Westbrook slipped behind the charging Vikings defenders, McNabb dumped the football to his running back, and 71 yards later the Eagles had given themselves some breathing room on their way to an NFC wild-card playoff victory.

“The offensive line did a great job of getting out there on the screen … and then Correll (Buckhalter) threw a great block and the receivers escorted me into the end zone,” Westbrook said.

That escort to the end zone included a ticket to the second round of the playoffs for the Eagles (10-6-1), who will play the New York Giants (12-4) for the third time this season Sunday at Giants Stadium.

Before Westbrook’s huge play, the Eagles running back had done next to nothing for an offense that was reasonably balanced in terms of the pass-to-run ratio, but entirely unbalanced in terms of production.

In short, the Eagles, like most teams when they play the Vikings, had trouble running, picking up 67 yards on 23 plays, with 27 of them coming on one run by Buckhalter.

Westbrook had just 30 yards on his first 16 touches.

“We were very patient,” Westbrook said. “Those guys were very aggressive on defense, taking away the run … We did a good job of throwing the ball down the field, but we were also patient and continued to run the ball and make them stay honest.”

Reid said it wasn’t difficult to keep calling plays for Westbrook.

“No, because somewhere he is going to hit one,” Reid said.

Westbrook’s 71-yard TD almost ended at the line of scrimmage because guard Nick Cole was in the running back’s way.

“That’s why I hopped to the side,” Cole said. “I didn’t even see him catch the ball, but I knew once Westbrook got out there, he was gone. Nobody was going to catch him. I just put my hands up.”

The Philadelphia defense did the rest, holding the Vikings scoreless in the second half.

Adrian Peterson, the NFL’s leading rusher, accounted for 83 yards on 20 carries and scored two touchdowns for Minnesota, but he had just eight carries for 17 yards in the second half.

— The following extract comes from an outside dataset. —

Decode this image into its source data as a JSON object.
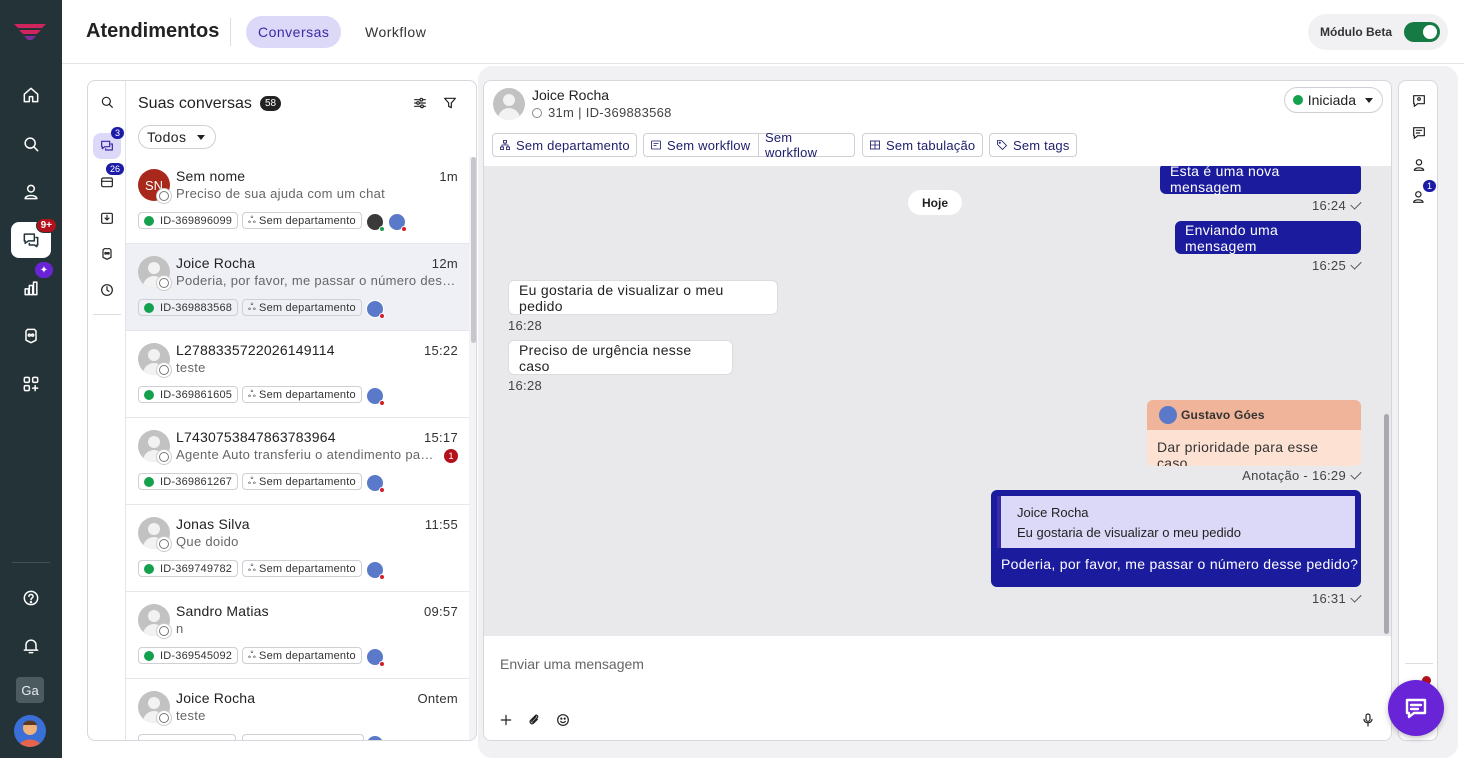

“I felt if we could get ahead that it would turn into a passing game and I felt pretty good about ourselves in that situation,” Eagles defensive coordinator Jim Johnson said.

It wasn’t a passing game until Westbrook scored, but when the Vikings were forced to rely on the right arm of quarterback Tarvaris Jackson, this game was decided.

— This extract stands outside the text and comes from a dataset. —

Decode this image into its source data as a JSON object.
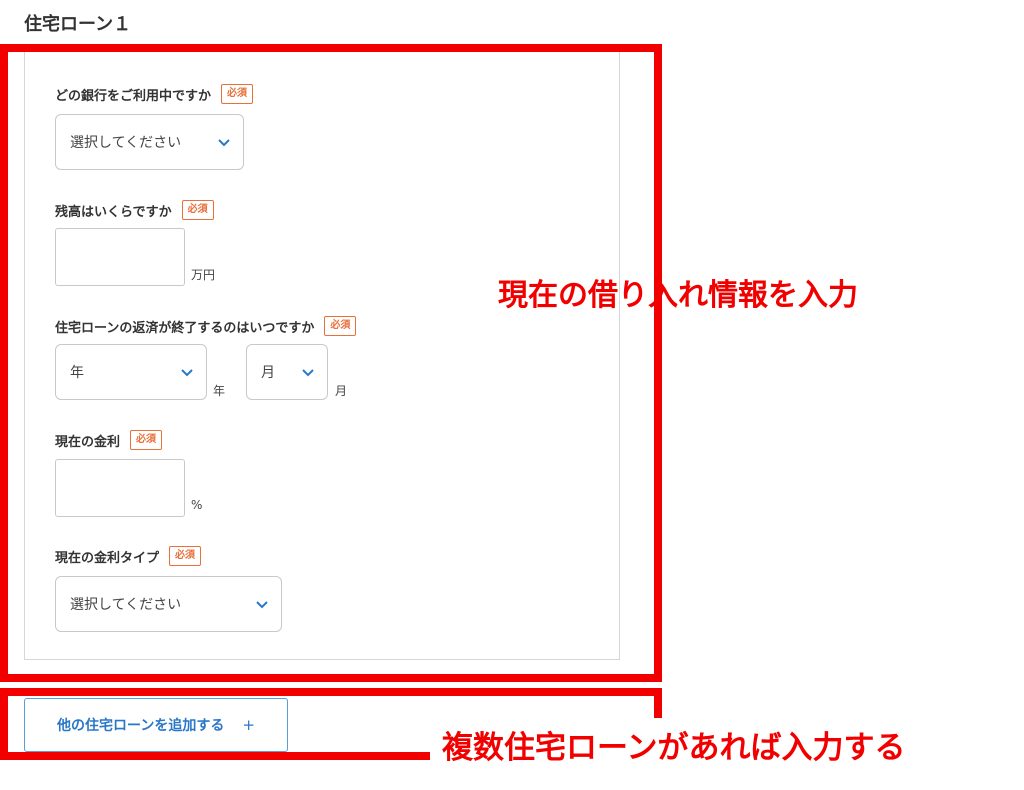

By halftime, the Vikings had become the sixth team this season to rush for more than 100 yards against the Eagles, thanks to a 40-yard touchdown run by Peterson in the second quarter that turned a 6-0 Minnesota deficit into a 7-6 lead.

“We were in a run blitz and that one hurt us, but other than that we did OK,” Johnson said.

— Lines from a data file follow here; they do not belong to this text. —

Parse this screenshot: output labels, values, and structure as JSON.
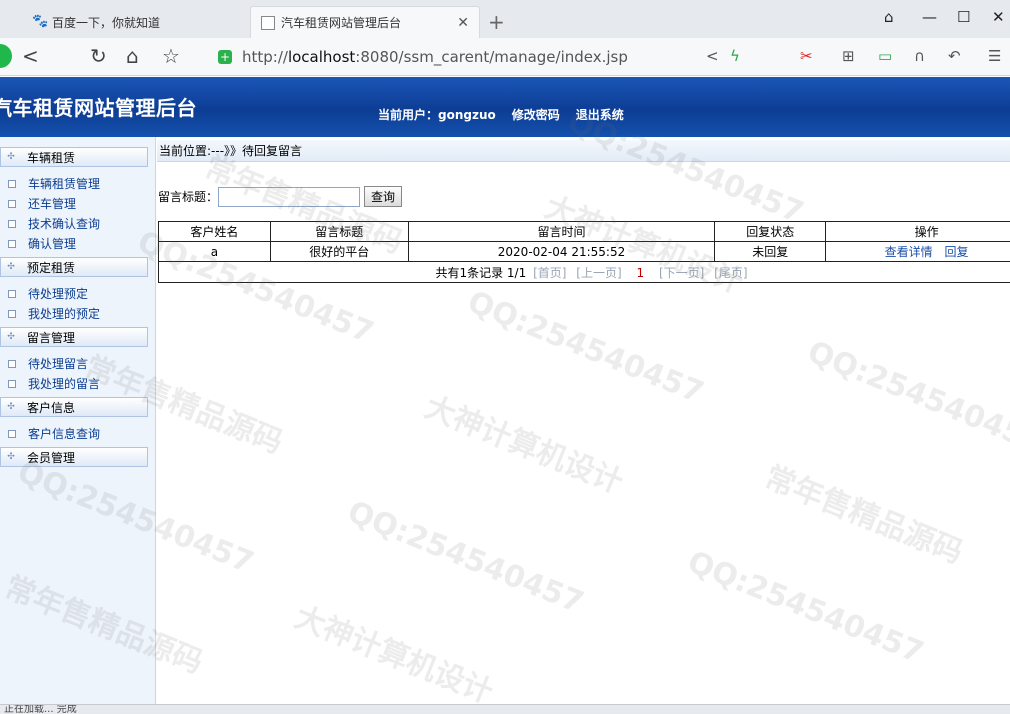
{
  "browser": {
    "tabs": [
      {
        "label": "百度一下，你就知道",
        "active": false
      },
      {
        "label": "汽车租赁网站管理后台",
        "active": true
      }
    ],
    "url_prefix": "http://",
    "url_host": "localhost",
    "url_rest": ":8080/ssm_carent/manage/index.jsp"
  },
  "header": {
    "title": "汽车租赁网站管理后台",
    "current_user": "当前用户：gongzuo",
    "change_password": "修改密码",
    "logout": "退出系统"
  },
  "sidebar": {
    "groups": [
      {
        "label": "车辆租赁",
        "items": [
          "车辆租赁管理",
          "还车管理",
          "技术确认查询",
          "确认管理"
        ]
      },
      {
        "label": "预定租赁",
        "items": [
          "待处理预定",
          "我处理的预定"
        ]
      },
      {
        "label": "留言管理",
        "items": [
          "待处理留言",
          "我处理的留言"
        ]
      },
      {
        "label": "客户信息",
        "items": [
          "客户信息查询"
        ]
      },
      {
        "label": "会员管理",
        "items": []
      }
    ]
  },
  "main": {
    "breadcrumb": "当前位置:---》》待回复留言",
    "search_label": "留言标题：",
    "search_value": "",
    "search_button": "查询",
    "table": {
      "headers": [
        "客户姓名",
        "留言标题",
        "留言时间",
        "回复状态",
        "操作"
      ],
      "rows": [
        {
          "name": "a",
          "title": "很好的平台",
          "time": "2020-02-04 21:55:52",
          "status": "未回复",
          "ops": [
            "查看详情",
            "回复"
          ]
        }
      ]
    },
    "pager": {
      "summary": "共有1条记录  1/1",
      "first": "[首页]",
      "prev": "[上一页]",
      "current": "1",
      "next": "[下一页]",
      "last": "[尾页]"
    }
  },
  "watermarks": [
    "QQ:254540457",
    "常年售精品源码",
    "大神计算机设计"
  ],
  "statusbar": "正在加载... 完成"
}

The Eagles responded with a nine-play, 59-yard drive that ended with kicker David Akers’ third field goal of the first half, a 31-yarder that made it 9-7.

Asante Samuel, forced out by an ailing hip for one play earlier in the second quarter, intercepted a Jackson pass and returned it 44 yards for a touchdown as Philadelphia to a 16-7 lead.

“That’s what he has done his whole career,” Johnson said. “He has a knack for making plays like that. He’s a playmaker.”